Le même jour, des forces ont afflué sur la côte depuis d’autres régions syriennes. De graves affrontements armés ont suivi, faisant un nombre important de victimes parmi les factions belligérantes, mais le plus alarmant a été le nombre « effroyable » de victimes civiles, y compris des exécutions sommaires de civils et d’individus non armés, a relaté M. Pedersen, citant des récits de familles entières exécutées à bout portant. Il a parlé de représailles et de violations graves de nature manifestement sectaire visant particulièrement les Alaouites. Même si la situation s’est relativement calmée après plusieurs jours, on rapporte toujours des harcèlements et intimidations, notamment à forte connotation sectaire.

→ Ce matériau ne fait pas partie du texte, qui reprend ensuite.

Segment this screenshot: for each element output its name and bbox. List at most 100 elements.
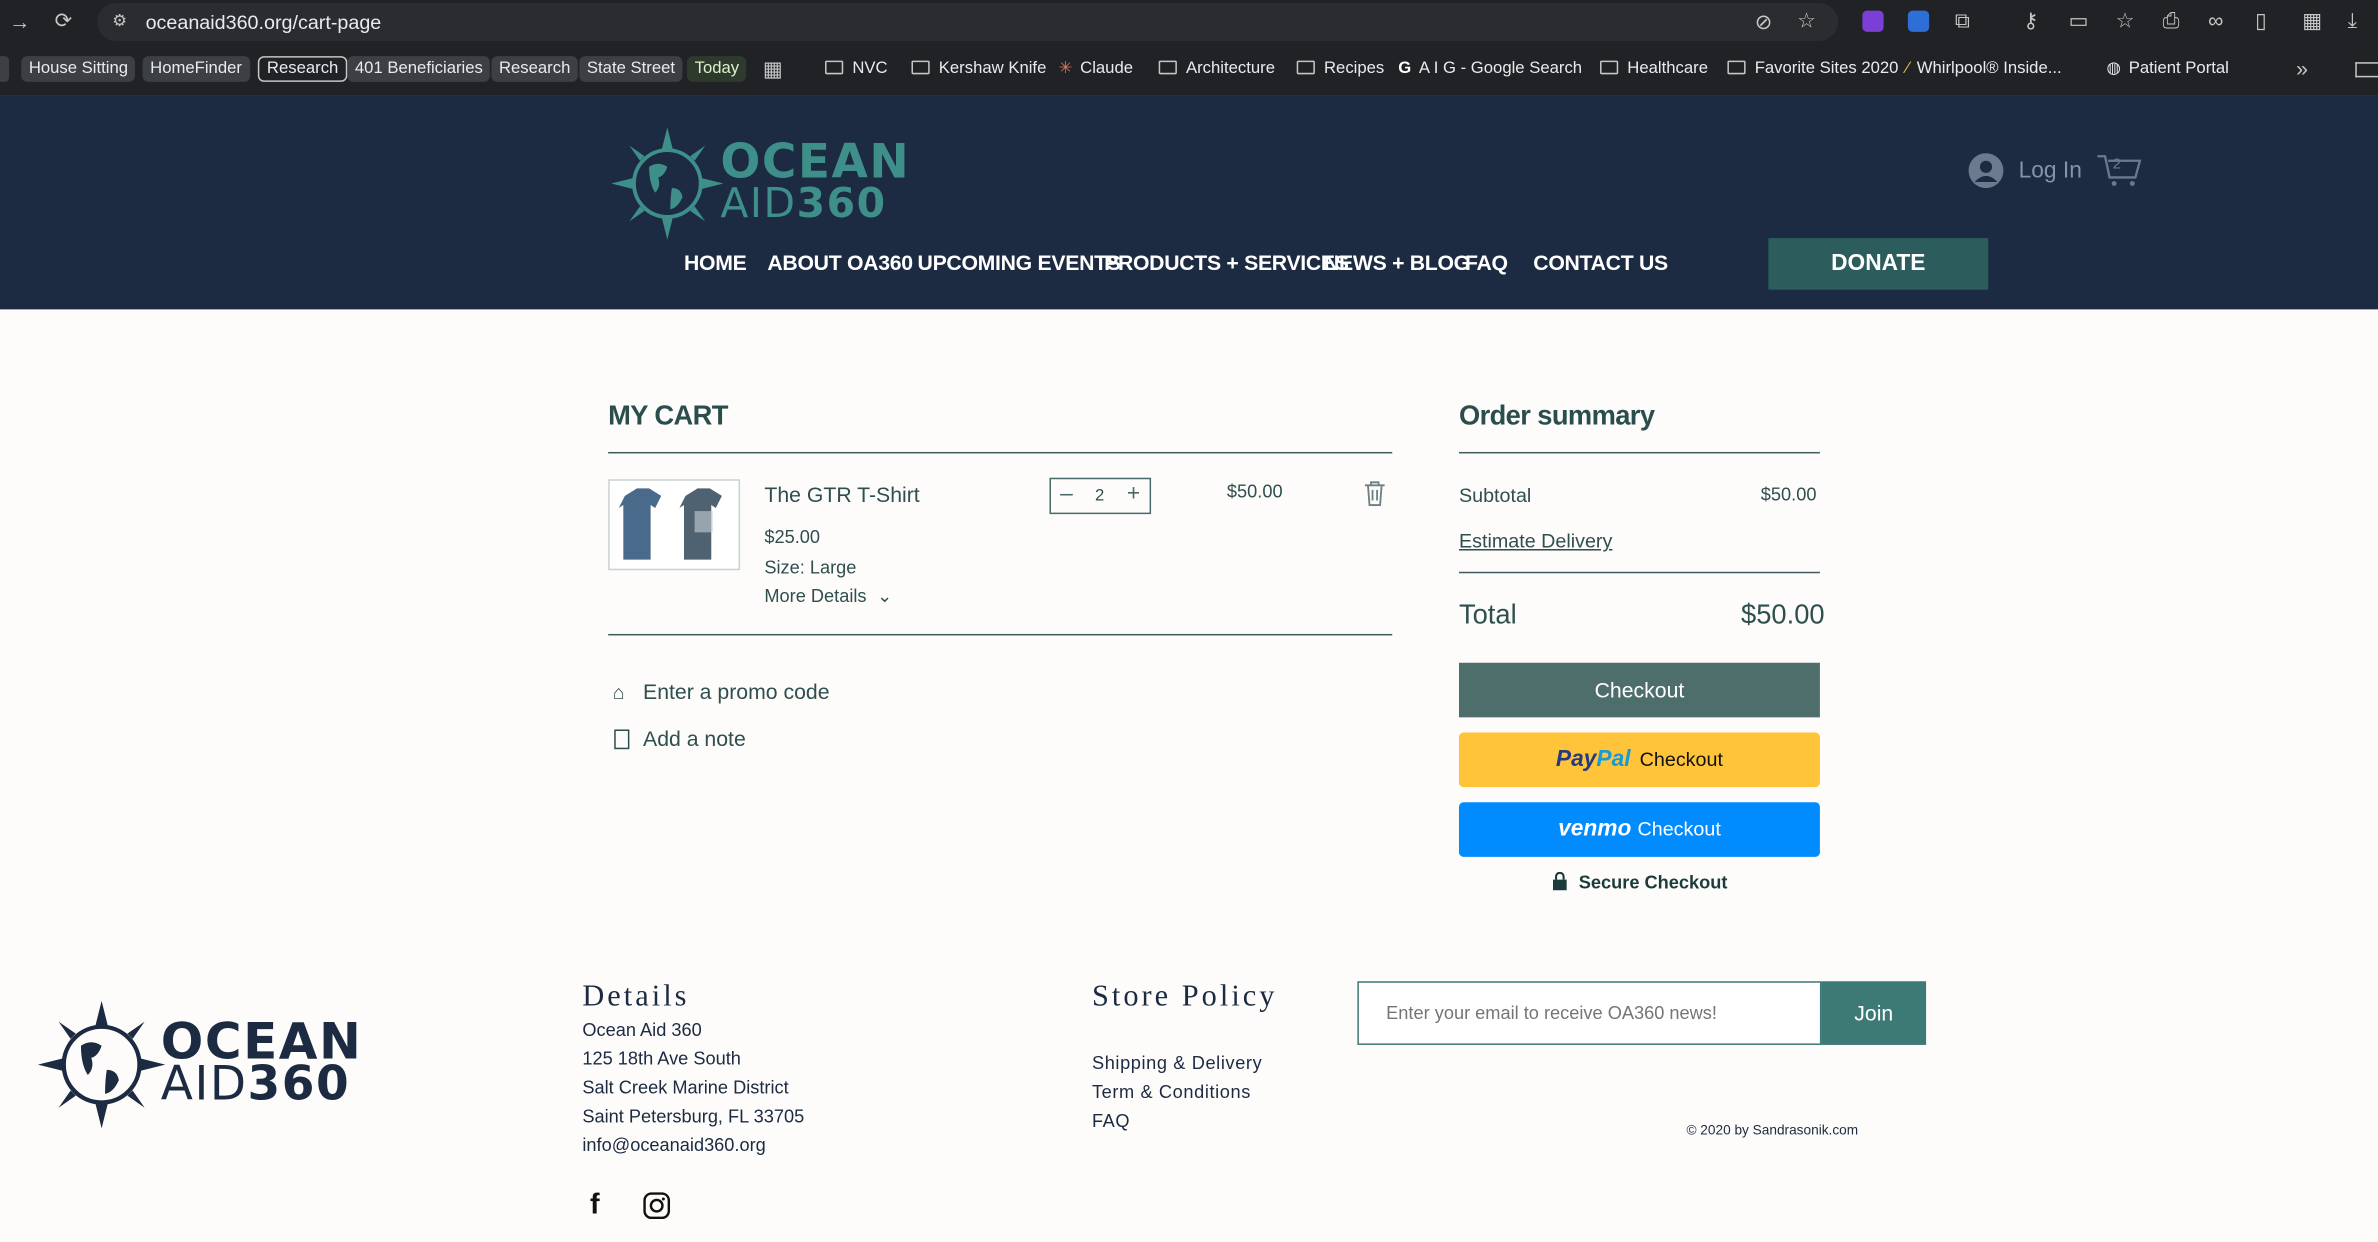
tshirt-image: [618, 488, 722, 560]
footer-details-title: Details: [582, 979, 690, 1014]
bookmark-label: Recipes: [1323, 59, 1385, 78]
bookmark-401-beneficiaries[interactable]: 401 Beneficiaries: [347, 56, 491, 82]
nav-home[interactable]: HOME: [684, 250, 747, 274]
link-icon[interactable]: ∞: [2208, 9, 2223, 30]
footer-store-policy-title: Store Policy: [1091, 979, 1278, 1014]
increase-quantity-button[interactable]: +: [1127, 481, 1140, 507]
donate-button[interactable]: DONATE: [1768, 238, 1989, 290]
more-details-label: More Details: [764, 585, 867, 607]
bookmark-research-2[interactable]: Research: [491, 56, 578, 82]
download-icon[interactable]: ⤓: [2348, 9, 2357, 30]
key-icon[interactable]: ⚷: [2023, 9, 2039, 30]
paypal-checkout-button[interactable]: PayPal Checkout: [1458, 732, 1820, 788]
bookmark-homefinder[interactable]: HomeFinder: [142, 56, 250, 82]
bookmark-label: NVC: [852, 59, 888, 78]
url-text[interactable]: oceanaid360.org/cart-page: [146, 11, 382, 34]
bookmark-label: Whirlpool® Inside...: [1916, 59, 2062, 78]
instagram-icon[interactable]: [643, 1192, 671, 1220]
footer-logo-360: 360: [247, 1057, 351, 1112]
claude-icon: ✳: [1058, 59, 1073, 78]
footer-logo-aid360[interactable]: AID360: [161, 1061, 351, 1109]
newsletter-email-input[interactable]: [1357, 981, 1822, 1045]
bookmark-healthcare[interactable]: Healthcare: [1600, 56, 1708, 82]
forward-icon[interactable]: →: [9, 11, 30, 32]
bookmark-house-sitting[interactable]: House Sitting: [21, 56, 136, 82]
eye-off-icon[interactable]: ⊘: [1755, 11, 1773, 32]
policy-faq-link[interactable]: FAQ: [1092, 1110, 1130, 1131]
bookmark-nvc[interactable]: NVC: [825, 56, 888, 82]
cart-title: MY CART: [608, 400, 728, 431]
google-icon: G: [1398, 59, 1412, 78]
policy-terms-link[interactable]: Term & Conditions: [1092, 1081, 1251, 1102]
bookmark-claude[interactable]: ✳ Claude: [1059, 56, 1133, 82]
facebook-icon[interactable]: f: [590, 1189, 600, 1222]
extension-blue-icon[interactable]: [1907, 10, 1930, 32]
decrease-quantity-button[interactable]: –: [1060, 481, 1073, 507]
favorites-icon[interactable]: ☆: [2116, 9, 2135, 30]
bookmark-star-icon[interactable]: ☆: [1797, 9, 1816, 30]
site-info-icon[interactable]: ⚙: [112, 11, 127, 32]
copyright-text: © 2020 by Sandrasonik.com: [1686, 1122, 1859, 1138]
extension-onenote-icon[interactable]: [1862, 10, 1884, 32]
more-bookmarks-icon[interactable]: »: [2296, 58, 2308, 79]
compass-globe-logo-icon[interactable]: [611, 127, 724, 240]
apps-grid-icon[interactable]: ▦: [763, 58, 783, 79]
reload-icon[interactable]: ⟳: [55, 9, 73, 30]
footer-email-link[interactable]: info@oceanaid360.org: [582, 1134, 765, 1155]
product-thumbnail[interactable]: [608, 479, 741, 571]
print-icon[interactable]: ⎙: [2163, 9, 2180, 30]
venmo-checkout-text: Checkout: [1637, 817, 1721, 841]
user-avatar-icon[interactable]: [1968, 153, 2004, 189]
policy-shipping-link[interactable]: Shipping & Delivery: [1092, 1053, 1262, 1074]
bookmark-label: A I G - Google Search: [1418, 59, 1583, 78]
venmo-checkout-button[interactable]: venmo Checkout: [1458, 802, 1820, 857]
nav-upcoming-events[interactable]: UPCOMING EVENTS: [918, 250, 1121, 274]
extensions-icon[interactable]: ⧉: [1955, 9, 1970, 30]
nav-faq[interactable]: FAQ: [1465, 250, 1508, 274]
cart-divider-bottom: [608, 633, 1393, 636]
folder-icon: [825, 60, 844, 75]
trash-icon[interactable]: [1363, 481, 1386, 507]
bookmark-favorite-sites-2020[interactable]: Favorite Sites 2020: [1727, 56, 1898, 82]
footer-street: 125 18th Ave South: [582, 1047, 741, 1070]
nav-about[interactable]: ABOUT OA360: [767, 250, 913, 274]
other-bookmarks-folder-icon[interactable]: [2355, 62, 2378, 78]
bookmark-architecture[interactable]: Architecture: [1158, 56, 1275, 82]
bookmark-aig-search[interactable]: G A I G - Google Search: [1398, 56, 1582, 82]
login-link[interactable]: Log In: [2019, 158, 2082, 184]
bookmark-state-street[interactable]: State Street: [579, 56, 683, 82]
bookmark-edge[interactable]: [0, 56, 10, 82]
footer-logo-compass-icon[interactable]: [37, 1000, 166, 1129]
card-icon[interactable]: ▭: [2069, 9, 2089, 30]
subtotal-label: Subtotal: [1458, 483, 1532, 507]
bookmark-recipes[interactable]: Recipes: [1296, 56, 1385, 82]
logo-aid: AID: [720, 180, 797, 228]
logo-aid360-text[interactable]: AID360: [720, 184, 886, 225]
bookmark-whirlpool[interactable]: ⁄ Whirlpool® Inside...: [1906, 56, 2061, 82]
more-details-toggle[interactable]: More Details ⌄: [764, 585, 892, 606]
quantity-value[interactable]: 2: [1095, 487, 1104, 505]
bookmark-patient-portal[interactable]: ◍ Patient Portal: [2107, 56, 2229, 82]
quantity-stepper[interactable]: – 2 +: [1049, 477, 1152, 515]
total-label: Total: [1458, 599, 1517, 630]
bookmark-kershaw-knife[interactable]: Kershaw Knife: [911, 56, 1046, 82]
cart-divider-top: [608, 451, 1393, 454]
estimate-delivery-link[interactable]: Estimate Delivery: [1459, 529, 1612, 552]
split-view-icon[interactable]: ▦: [2302, 9, 2322, 30]
product-unit-price: $25.00: [764, 526, 821, 548]
globe-icon: ◍: [2106, 59, 2122, 78]
nav-contact-us[interactable]: CONTACT US: [1533, 250, 1668, 274]
footer-org-name: Ocean Aid 360: [582, 1019, 702, 1041]
product-name[interactable]: The GTR T-Shirt: [764, 482, 919, 506]
join-button[interactable]: Join: [1821, 981, 1927, 1045]
nav-news-blog[interactable]: NEWS + BLOG: [1324, 250, 1470, 274]
bookmark-label: Healthcare: [1627, 59, 1708, 78]
cart-count-badge: 2: [2112, 156, 2122, 173]
footer-district: Salt Creek Marine District: [582, 1076, 789, 1099]
bookmark-research[interactable]: Research: [257, 56, 348, 82]
checkout-button[interactable]: Checkout: [1458, 662, 1820, 718]
nav-products-services[interactable]: PRODUCTS + SERVICES: [1104, 250, 1349, 274]
bookmark-today[interactable]: Today: [687, 56, 747, 82]
devices-icon[interactable]: ▯: [2255, 9, 2267, 30]
chevron-down-icon: ⌄: [877, 585, 893, 607]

L’Envoyé spécial a salué la condamnation claire de ces développements par le Conseil de sécurité en insistant sur la nécessité d’une enquête plus approfondie afin de déterminer avec précision les responsables de ces violences choquantes à l’encontre des civils. Pour leur part, les autorités intérimaires ont déclaré que les civils avaient été tués par les forces des deux camps, y compris par ce qu’elles ont reconnu être « certaines factions de volontaires et d’autres factions associées ». Elles ont annoncé la création d’une commission d’enquête indépendante chargée d’examiner les violations commises par toutes les parties. Cette commission doit présenter ses conclusions dans un délai de 30 jours.
Pour sa part, l’Envoyé spécial a insisté sur l’importance de mener des enquêtes efficaces, transparentes, indépendantes et exhaustives, conformément aux normes internationales, et de veiller à ce que les témoins soient protégés et ne soient pas intimidés. Les conclusions de ces enquêtes doivent être rendues publiques et les responsables tenus de rendre des comptes, afin de faire passer clairement le message que l’ère de l’impunité en Syrie est révolue, a-t-il exigé. M. Pedersen a également indiqué que les autorités intérimaires ont annoncé la création d’une haute commission pour la paix civile dans les zones côtières.
Sur un autre volet, M. Pedersen est revenu sur la signature, le 10 mars, par M. Ahmed Al-Sharaa et M. Mazloum Abdi, d’un accord en huit points qui prévoit notamment l’intégration de toutes les institutions civiles et militaires du nord-est de la Syrie dans l’administration de l’État syrien. L’accord prévoit la mise en place de comités, qui auront jusqu’à la fin de l’année 2025 au plus tard pour travailler et chercher à mettre en œuvre ces accords. Saluant cet accord sur des objectifs communs, l’Envoyé spécial a annoncé poursuivre et approfondir son engagement en faveur de ce processus d’autant plus qu’il y a toujours des échanges de tirs dans cette région.
Les mois de février et mars ont également été marqués par plusieurs incidents de frappes aériennes israéliennes dans le sud-ouest de la Syrie, à Damas, à Homs et sur la côte alors qu’Israël a annoncé son intention de rester en Syrie « dans un avenir prévisible » et demandé la « démilitarisation complète du sud de la Syrie ». M. Pedersen a exhorté le Conseil de sécurité d’exiger d’Israël qu’il respecte son engagement à ne rester que temporairement sur le territoire syrien, de se retirer et de respecter la souveraineté, l’intégrité territoriale, l’unité et l’indépendance de la Syrie. L’ONU continue de dialoguer avec Israël et les autorités intérimaires à cette fin.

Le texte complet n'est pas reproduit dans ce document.